Wer Großes will, muß sich zusammen raffen;
In der Beschränkung zeigt sich erst der Meister,
Und das Gesetz nur kann uns Freiheit geben.
Sonett des ehemaligen Stürmer und Drängers Goethe
Sturm und Drang war eine Strömung der deutschen Literatur in der Epoche der Aufklärung, die etwa von 1765 bis 1785 hauptsächlich von jungen, etwa 20- bis 30-jährigen Autoren getragen wurde. Wegen der „Verherrlichung des ‚Originalgenies‘ als Urbild des höheren Menschen und Künstlers“ (Gero von Wilpert)[1] wird diese Strömung auch als Geniezeit oder Genieperiode bezeichnet.
Die Bezeichnung Sturm und Drang kam in den 1820er Jahren auf. [...] In der zweiten Hälfte des 18. Jahrhunderts wurde das philosophische und literarische Leben im deutschen Sprachraum weitestgehend von der Aufklärung bestimmt. Der Verstand war die bestimmende Größe der Zeit, durch dessen freien Einsatz, wie Kant 1784 formulierte, der „Ausgang des Menschen aus seiner selbst verschuldeten Unmündigkeit“ erreicht werden soll. Literatur sollte den Leser moralisch bilden, ihn erhellen und seine Vernunft wecken.
Die von der Aufklärung angestrebte Freiheit begünstigte Literaturformen, die der vernünftig argumentierenden und gebändigten Sprache verpflichtet waren. Die Forderung nach einer „regelmäßigen“ Dichtkunst wurde von Theoretikern wie Gottsched auch während der Aufklärung mit Nachdruck vorgebracht. Die Einheit von Ort, Zeit und Handlung, eine gehobene Sprache und die Trennung der Besetzung von Tragödie und Komödie mit Adel und Bürgertum waren Postulate, die man in zahlreichen Dichterakademien die angehenden Literaten lehrte.

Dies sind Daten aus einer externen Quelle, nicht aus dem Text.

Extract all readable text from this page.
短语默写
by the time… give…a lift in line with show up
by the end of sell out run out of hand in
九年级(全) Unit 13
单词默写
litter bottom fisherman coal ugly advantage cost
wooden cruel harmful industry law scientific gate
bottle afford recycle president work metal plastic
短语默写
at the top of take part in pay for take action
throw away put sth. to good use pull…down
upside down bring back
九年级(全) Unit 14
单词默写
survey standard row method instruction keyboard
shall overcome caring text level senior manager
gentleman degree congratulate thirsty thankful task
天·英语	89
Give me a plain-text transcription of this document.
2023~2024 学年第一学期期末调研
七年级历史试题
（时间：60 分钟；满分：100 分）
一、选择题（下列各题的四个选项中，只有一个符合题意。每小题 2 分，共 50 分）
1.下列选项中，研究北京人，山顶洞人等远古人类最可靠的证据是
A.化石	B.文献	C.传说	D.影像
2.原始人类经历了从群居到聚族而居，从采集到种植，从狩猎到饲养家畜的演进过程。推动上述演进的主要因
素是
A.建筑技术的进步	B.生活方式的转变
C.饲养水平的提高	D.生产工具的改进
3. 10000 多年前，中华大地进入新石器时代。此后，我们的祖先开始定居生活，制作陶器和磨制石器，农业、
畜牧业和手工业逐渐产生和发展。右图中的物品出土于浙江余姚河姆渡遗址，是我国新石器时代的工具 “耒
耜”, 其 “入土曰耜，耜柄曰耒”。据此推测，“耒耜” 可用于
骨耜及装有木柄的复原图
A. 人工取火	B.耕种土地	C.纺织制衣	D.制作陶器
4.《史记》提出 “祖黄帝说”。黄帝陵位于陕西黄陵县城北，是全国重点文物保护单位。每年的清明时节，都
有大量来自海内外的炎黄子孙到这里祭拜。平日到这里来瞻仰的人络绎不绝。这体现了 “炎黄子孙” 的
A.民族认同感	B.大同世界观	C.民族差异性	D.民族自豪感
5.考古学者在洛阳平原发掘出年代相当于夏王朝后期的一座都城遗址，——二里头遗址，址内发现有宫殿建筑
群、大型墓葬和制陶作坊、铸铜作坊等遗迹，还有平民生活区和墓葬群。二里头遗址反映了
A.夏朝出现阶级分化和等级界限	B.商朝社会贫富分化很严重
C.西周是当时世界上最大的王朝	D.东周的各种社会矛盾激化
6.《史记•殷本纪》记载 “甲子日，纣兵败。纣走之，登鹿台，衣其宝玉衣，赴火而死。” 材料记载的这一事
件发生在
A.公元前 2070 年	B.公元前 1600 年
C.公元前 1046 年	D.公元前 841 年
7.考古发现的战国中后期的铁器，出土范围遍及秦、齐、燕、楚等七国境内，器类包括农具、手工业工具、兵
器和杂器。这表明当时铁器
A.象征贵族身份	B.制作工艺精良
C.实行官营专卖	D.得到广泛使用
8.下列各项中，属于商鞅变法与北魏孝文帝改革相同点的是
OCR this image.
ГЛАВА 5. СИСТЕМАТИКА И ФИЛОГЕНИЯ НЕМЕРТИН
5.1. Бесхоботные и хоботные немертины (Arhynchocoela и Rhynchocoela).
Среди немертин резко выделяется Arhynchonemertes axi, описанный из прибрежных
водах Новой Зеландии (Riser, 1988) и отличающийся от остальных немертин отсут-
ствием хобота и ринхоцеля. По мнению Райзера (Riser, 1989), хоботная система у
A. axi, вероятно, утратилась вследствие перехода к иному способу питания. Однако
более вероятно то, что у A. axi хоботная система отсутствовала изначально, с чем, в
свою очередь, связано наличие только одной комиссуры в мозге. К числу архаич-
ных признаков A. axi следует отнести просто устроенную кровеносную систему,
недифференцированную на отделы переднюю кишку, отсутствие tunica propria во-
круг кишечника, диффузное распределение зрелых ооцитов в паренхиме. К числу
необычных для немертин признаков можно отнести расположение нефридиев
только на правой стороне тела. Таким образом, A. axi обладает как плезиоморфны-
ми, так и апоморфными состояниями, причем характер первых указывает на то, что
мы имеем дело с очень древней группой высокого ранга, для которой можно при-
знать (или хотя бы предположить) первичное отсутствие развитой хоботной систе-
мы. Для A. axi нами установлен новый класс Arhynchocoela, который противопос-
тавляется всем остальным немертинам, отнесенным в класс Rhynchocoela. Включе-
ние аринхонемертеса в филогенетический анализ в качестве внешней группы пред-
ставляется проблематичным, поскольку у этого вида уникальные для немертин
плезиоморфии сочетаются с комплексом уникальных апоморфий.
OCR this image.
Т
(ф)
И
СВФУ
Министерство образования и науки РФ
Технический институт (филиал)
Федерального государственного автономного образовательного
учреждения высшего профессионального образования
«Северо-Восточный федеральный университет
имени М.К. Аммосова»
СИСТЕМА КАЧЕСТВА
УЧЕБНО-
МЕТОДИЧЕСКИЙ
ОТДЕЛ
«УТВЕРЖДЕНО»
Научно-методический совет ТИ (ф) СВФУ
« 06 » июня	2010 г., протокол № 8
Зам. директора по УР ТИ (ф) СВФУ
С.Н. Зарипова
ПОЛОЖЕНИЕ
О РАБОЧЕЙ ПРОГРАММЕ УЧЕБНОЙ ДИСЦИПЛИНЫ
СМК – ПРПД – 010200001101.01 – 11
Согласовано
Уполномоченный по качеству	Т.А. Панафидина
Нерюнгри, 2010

Doch bereits in Friedrich Gottlieb Klopstocks Oden von 1750 zeigte sich, dass dieses Reglement zu eng gefasst war. Mit dieser Demonstration gegen die rein verstandesmäßige Haltung der Aufklärung war der Grundstein für die Überwindung der Vernunftherrschaft und eine Entfesslung des Gefühlsüberschwangs, der Fantasie und der Gemütskräfte als neuer dichterischer Grundhaltung gelegt (emotio statt ratio).
Diese erneuernde Bewegung, die wie ein Ruck durch die deutschsprachige Literatur ging, verbindet in ihrem jugendlichen Charakter den „gemütvoll-bürgerlichen Realismus mit dem Idealisch-Politischen und Menschenrechtlichen“:[2] die Fülle des Herzens mit der Freiheit des Gefühls, mit Ahnung und Trieb. Sie zeigt in Einzelschicksalen die politisch-moralische Situation der Zeit auf.
Das Aufbegehren der Jugend hatte so sein literarisches Äquivalent gefunden, eine neue Generation deutschsprachiger Schriftsteller fand in den Thesen Johann Gottfried Herders den Widerhall ihrer Erfahrungen und Gefühlswelt. Herder, der zu einem Wegbereiter des Sturm und Drang wurde, kritisierte die Arroganz der Aufklärung gegenüber dem einfachen Volk und forderte dazu auf, auch die „Ächtheit“ und Tiefe des Volkslieds und der Volksdichtung als Kunst anzuerkennen; er erkannte, dass Aufklärung in ihr Gegenteil umschlagen kann, und forderte, dass sie nur Mittel, nicht Ziel sein dürfe. Auch Heinrich Wilhelm von Gerstenbergs Ugolino (1768) kann man in die Frühphase des Sturm und Drang einordnen, die Schweizer Johann Heinrich Füssli und Johann Caspar Lavater als ihre Vorgänger ansehen.[3]" (Wikipedia)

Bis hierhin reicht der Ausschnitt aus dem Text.